Descriptions, Reviews, Etc.
Publisher Description:

Oedipus, king of Thebes, is one of the giant figures of ancient mythology. Through the centuries, his story has inspired works of epic poetry, lyric poetry, tragedy, opera, a gospel musical and more. The myth has been famously deployed in psychology by Sigmund Freud. It may not be too bold to claim that Oedipus is the name from Greco-Roman mythology best known beyond the academy at the present time, thanks to Freud's famous phrase 'the Oedipus complex'. The most famous version of the Oedipus myth from antiquity is the Greek play by Sophocles. But there is another version, the Latin drama by the Roman philosopher and politician Seneca.
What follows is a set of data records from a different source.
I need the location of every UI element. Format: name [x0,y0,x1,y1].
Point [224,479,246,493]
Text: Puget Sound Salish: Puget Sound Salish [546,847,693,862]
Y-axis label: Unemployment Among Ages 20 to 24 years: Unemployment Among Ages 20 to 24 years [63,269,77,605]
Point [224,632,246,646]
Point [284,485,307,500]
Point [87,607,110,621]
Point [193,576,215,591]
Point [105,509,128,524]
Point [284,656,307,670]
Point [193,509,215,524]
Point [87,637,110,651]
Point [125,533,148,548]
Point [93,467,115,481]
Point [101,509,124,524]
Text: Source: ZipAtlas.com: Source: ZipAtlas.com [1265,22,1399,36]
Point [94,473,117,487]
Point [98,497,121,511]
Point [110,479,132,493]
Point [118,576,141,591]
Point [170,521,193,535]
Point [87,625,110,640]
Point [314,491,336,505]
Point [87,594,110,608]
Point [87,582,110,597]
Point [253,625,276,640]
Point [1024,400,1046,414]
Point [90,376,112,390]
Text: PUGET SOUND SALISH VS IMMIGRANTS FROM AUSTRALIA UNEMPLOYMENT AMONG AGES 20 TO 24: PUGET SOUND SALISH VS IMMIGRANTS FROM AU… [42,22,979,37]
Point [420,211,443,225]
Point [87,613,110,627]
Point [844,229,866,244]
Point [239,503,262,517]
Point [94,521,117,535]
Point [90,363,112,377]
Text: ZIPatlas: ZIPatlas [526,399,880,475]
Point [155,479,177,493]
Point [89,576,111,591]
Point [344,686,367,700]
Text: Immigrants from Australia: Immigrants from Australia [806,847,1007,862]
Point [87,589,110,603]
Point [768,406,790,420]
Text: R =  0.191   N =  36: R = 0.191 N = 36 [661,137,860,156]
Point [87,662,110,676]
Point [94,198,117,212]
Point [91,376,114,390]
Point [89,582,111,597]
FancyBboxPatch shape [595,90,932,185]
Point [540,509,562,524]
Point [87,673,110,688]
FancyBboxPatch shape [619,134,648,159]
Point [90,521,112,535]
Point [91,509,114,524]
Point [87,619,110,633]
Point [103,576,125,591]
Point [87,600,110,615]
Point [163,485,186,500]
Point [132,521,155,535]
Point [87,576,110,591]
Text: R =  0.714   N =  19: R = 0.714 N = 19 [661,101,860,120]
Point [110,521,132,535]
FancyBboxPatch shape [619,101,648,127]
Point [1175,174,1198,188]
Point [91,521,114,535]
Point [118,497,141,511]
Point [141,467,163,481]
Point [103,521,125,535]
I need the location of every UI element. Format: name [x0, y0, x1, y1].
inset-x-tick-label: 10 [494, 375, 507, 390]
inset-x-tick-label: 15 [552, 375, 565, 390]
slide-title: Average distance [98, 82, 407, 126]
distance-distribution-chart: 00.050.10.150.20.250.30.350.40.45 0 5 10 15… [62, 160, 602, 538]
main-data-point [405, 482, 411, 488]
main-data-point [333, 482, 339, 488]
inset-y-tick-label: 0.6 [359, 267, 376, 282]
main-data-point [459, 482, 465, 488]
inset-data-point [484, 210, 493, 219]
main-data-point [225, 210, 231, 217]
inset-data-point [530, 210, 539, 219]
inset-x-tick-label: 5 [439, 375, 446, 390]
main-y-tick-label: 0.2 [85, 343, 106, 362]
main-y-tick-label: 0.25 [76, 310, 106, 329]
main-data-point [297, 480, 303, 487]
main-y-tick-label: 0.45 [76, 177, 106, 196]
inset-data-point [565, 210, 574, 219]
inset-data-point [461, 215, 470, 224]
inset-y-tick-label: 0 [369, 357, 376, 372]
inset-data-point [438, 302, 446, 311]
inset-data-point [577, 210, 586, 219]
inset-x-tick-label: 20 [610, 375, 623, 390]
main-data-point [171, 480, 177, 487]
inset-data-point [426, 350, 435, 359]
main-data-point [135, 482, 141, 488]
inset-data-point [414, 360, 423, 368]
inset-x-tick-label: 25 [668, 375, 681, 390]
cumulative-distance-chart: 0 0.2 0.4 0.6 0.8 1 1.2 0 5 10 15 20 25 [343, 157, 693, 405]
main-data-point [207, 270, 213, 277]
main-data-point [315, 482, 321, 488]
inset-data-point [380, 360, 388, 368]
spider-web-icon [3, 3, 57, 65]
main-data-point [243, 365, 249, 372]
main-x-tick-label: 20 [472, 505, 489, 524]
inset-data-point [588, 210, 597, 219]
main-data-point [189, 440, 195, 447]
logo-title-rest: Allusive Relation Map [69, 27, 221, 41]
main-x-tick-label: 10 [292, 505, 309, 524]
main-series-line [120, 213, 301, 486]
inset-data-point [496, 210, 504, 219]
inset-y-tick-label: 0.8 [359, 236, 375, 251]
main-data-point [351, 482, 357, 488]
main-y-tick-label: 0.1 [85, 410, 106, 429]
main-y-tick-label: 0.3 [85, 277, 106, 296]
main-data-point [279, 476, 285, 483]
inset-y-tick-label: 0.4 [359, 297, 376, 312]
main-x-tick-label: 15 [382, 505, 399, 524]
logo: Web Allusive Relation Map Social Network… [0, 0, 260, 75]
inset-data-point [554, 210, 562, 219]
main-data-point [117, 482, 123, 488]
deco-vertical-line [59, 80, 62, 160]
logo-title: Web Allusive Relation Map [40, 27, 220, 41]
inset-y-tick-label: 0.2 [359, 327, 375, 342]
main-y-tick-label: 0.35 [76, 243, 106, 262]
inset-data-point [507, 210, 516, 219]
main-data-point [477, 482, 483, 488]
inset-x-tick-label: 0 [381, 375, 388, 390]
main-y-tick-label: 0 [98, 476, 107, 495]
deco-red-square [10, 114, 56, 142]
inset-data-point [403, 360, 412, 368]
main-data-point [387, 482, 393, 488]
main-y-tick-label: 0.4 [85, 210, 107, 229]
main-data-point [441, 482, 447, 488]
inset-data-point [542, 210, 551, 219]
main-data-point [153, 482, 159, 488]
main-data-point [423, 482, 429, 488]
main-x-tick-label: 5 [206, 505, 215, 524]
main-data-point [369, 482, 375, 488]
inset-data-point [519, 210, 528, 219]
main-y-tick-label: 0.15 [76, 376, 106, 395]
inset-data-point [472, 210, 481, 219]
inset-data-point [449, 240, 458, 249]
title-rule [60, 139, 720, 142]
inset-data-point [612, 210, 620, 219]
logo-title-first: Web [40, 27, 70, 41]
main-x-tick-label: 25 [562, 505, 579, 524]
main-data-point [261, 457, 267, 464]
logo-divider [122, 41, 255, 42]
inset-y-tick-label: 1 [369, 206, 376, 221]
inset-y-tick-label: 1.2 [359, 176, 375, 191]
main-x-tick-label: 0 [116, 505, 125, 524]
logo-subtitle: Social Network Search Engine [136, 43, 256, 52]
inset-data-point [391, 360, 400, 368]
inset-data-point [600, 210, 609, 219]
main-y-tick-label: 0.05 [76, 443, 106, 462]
Seneca's version is an entirely different treatment from that of Sophocles and reflects concerns special to the author and his Roman audience in the first century AD. Moreover, the play actually exercised a much greater influence on European literature and thought than has usually been suspected. This book offers a compact and incisive study of the multi-faceted Oedipus myth, of Seneca as dramatist, of the distinctive characteristics of Seneca's play and of the most important aspects of the reception of the play in European drama and culture. The scope of the book ranges chronologically from Homer's treatment of Oedipus myth in the Odyssey down to a twenty-first century Senecan treatment by a Lebanese Canadian dramatist. No knowledge of Latin or other foreign languages is required.


Contributor Bio(s): Harrison, Thomas: - Thomas Harrison is Rathbone Professor of Ancient History and Classical Archaeology at the University of Liverpool, UK. His publications include Divinity and History: the religion of Herodotus (2000), The Emptiness of Asia: Aeschylus' Persians and the history of the fifth century (2000); as editor Greeks and Barbarians (2002) and the Edinburgh Companion to Ancient Greece and Rome (2006).Braund, Susanna: - Susanna Morton Braund is Professor of Latin Poetry and Its Reception at University of British Columbia, Vancouver, Canada. She has published extensively on Roman satire, Latin epic poetry and Seneca, including for Bloomsbury The Roman Satirists and Their Masks (1998).